Taufatofua, who is now based in Brisbane, has spent the last year training in the northern hemisphere in minus 15-20C conditions, learning the art of cross-country skiing, something he says most of his competitors started “straight out of the womb”.

Living in cheap hostels and eating basic meals of tuna and pasta, the 34-year-old has only been able to afford one pair of skis and one knob of wax, but that didn’t stop him qualifying for the 2018 Winter Games in Pyeongchang; a gobsmacking achievement for a Pacific Islander who hadn’t seen snow until a couple of years ago, and is only the second Tongan ever to qualify for the Winter Olympics (Bruno Banani competed in luge in 2014).

“Is it a level playing field? Absolutely not. Do I let that get to me? Absolutely not. I know sports is … rarely is it ever level. But if I start thinking about that I am stuck there,” says Taufatofua, who has started a go-fund-me page to raise funds for the winter Olympics.

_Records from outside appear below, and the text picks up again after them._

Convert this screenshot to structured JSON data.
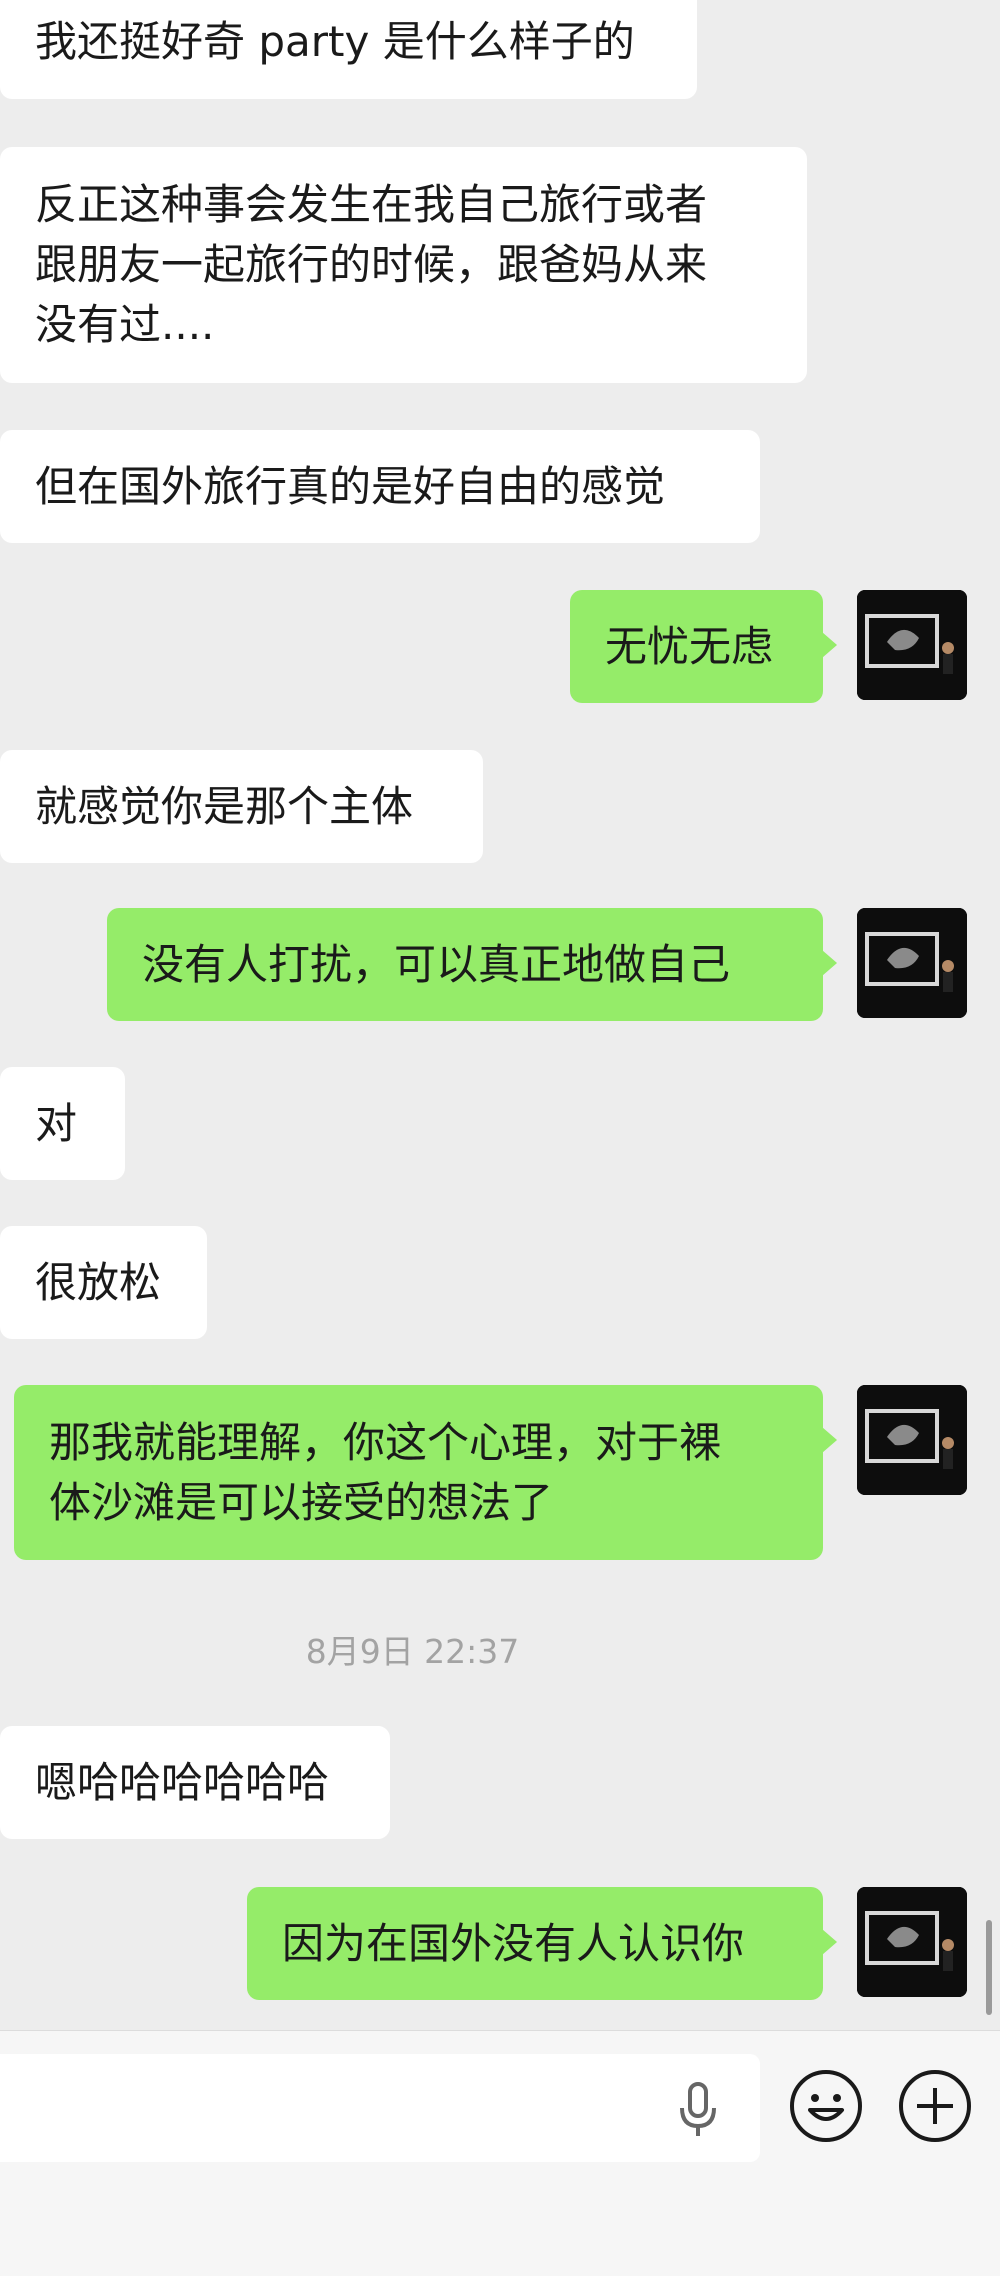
{
  "messages": [
    {
      "side": "received",
      "text": "我还挺好奇 party 是什么样子的"
    },
    {
      "side": "received",
      "text": "反正这种事会发生在我自己旅行或者\n跟朋友一起旅行的时候，跟爸妈从来\n没有过...."
    },
    {
      "side": "received",
      "text": "但在国外旅行真的是好自由的感觉"
    },
    {
      "side": "sent",
      "text": "无忧无虑"
    },
    {
      "side": "received",
      "text": "就感觉你是那个主体"
    },
    {
      "side": "sent",
      "text": "没有人打扰，可以真正地做自己"
    },
    {
      "side": "received",
      "text": "对"
    },
    {
      "side": "received",
      "text": "很放松"
    },
    {
      "side": "sent",
      "text": "那我就能理解，你这个心理，对于裸\n体沙滩是可以接受的想法了"
    },
    {
      "side": "received",
      "text": "嗯哈哈哈哈哈哈"
    },
    {
      "side": "sent",
      "text": "因为在国外没有人认识你"
    }
  ],
  "timestamp": "8月9日 22:37",
  "input_bar": {
    "voice_icon": "microphone-icon",
    "emoji_icon": "emoji-icon",
    "more_icon": "plus-icon"
  },
  "colors": {
    "background": "#ededed",
    "received_bubble": "#ffffff",
    "sent_bubble": "#95ec69",
    "text": "#1a1a1a",
    "timestamp": "#a3a3a3"
  }
}
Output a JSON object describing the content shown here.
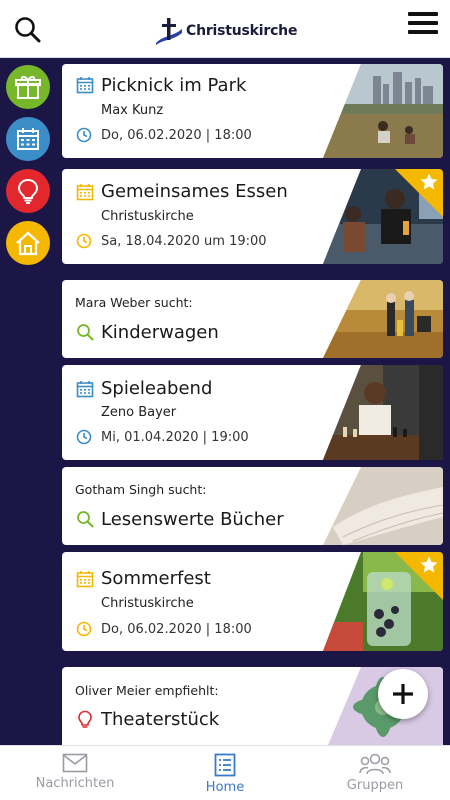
{
  "header": {
    "app_name": "Christuskirche"
  },
  "cards": [
    {
      "title": "Picknick im Park",
      "subtitle": "Max Kunz",
      "date": "Do, 06.02.2020 | 18:00"
    },
    {
      "title": "Gemeinsames Essen",
      "subtitle": "Christuskirche",
      "date": "Sa, 18.04.2020 um 19:00"
    },
    {
      "who_name": "Mara Weber",
      "who_action": " sucht:",
      "title": "Kinderwagen"
    },
    {
      "title": "Spieleabend",
      "subtitle": "Zeno Bayer",
      "date": "Mi, 01.04.2020 | 19:00"
    },
    {
      "who_name": "Gotham Singh",
      "who_action": " sucht:",
      "title": "Lesenswerte Bücher"
    },
    {
      "title": "Sommerfest",
      "subtitle": "Christuskirche",
      "date": "Do, 06.02.2020 | 18:00"
    },
    {
      "who_name": "Oliver Meier",
      "who_action": " empfiehlt:",
      "title": "Theaterstück"
    }
  ],
  "nav": {
    "tabs": [
      {
        "label": "Nachrichten",
        "icon": "mail-icon"
      },
      {
        "label": "Home",
        "icon": "list-icon",
        "active": true
      },
      {
        "label": "Gruppen",
        "icon": "group-icon"
      }
    ]
  },
  "colors": {
    "background": "#1c1646",
    "green": "#76b82a",
    "blue": "#3c8ec9",
    "red": "#e2282c",
    "yellow": "#f5b800",
    "active_tab": "#3c7ac9"
  }
}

“A year ago, everyone was saying this is impossible. But when you come from Tonga or the Pacific Islands we don’t see things the same way, we don’t see anything as impossible. We are very positive in that regards and we are very resourceful. We are a developing country so we just try to find ways of succeeding however we can.”

Taufatofua is hopeful but not delusional about his chances in Pyeongchang. Attending is already the icing on the cake.

With a rigidly optimistic outlook, Taufatofua has a self-help book in the works and hasn’t ruled out a return to the summer Olympics in 2020.

“Its pretty clear we’re misfits in the competition. It gets stuck in your mind that you need to do something - to prove yourself in some way. And that’s not just for me, but for all the exotic and small countries, for the whole Pacific Islands.”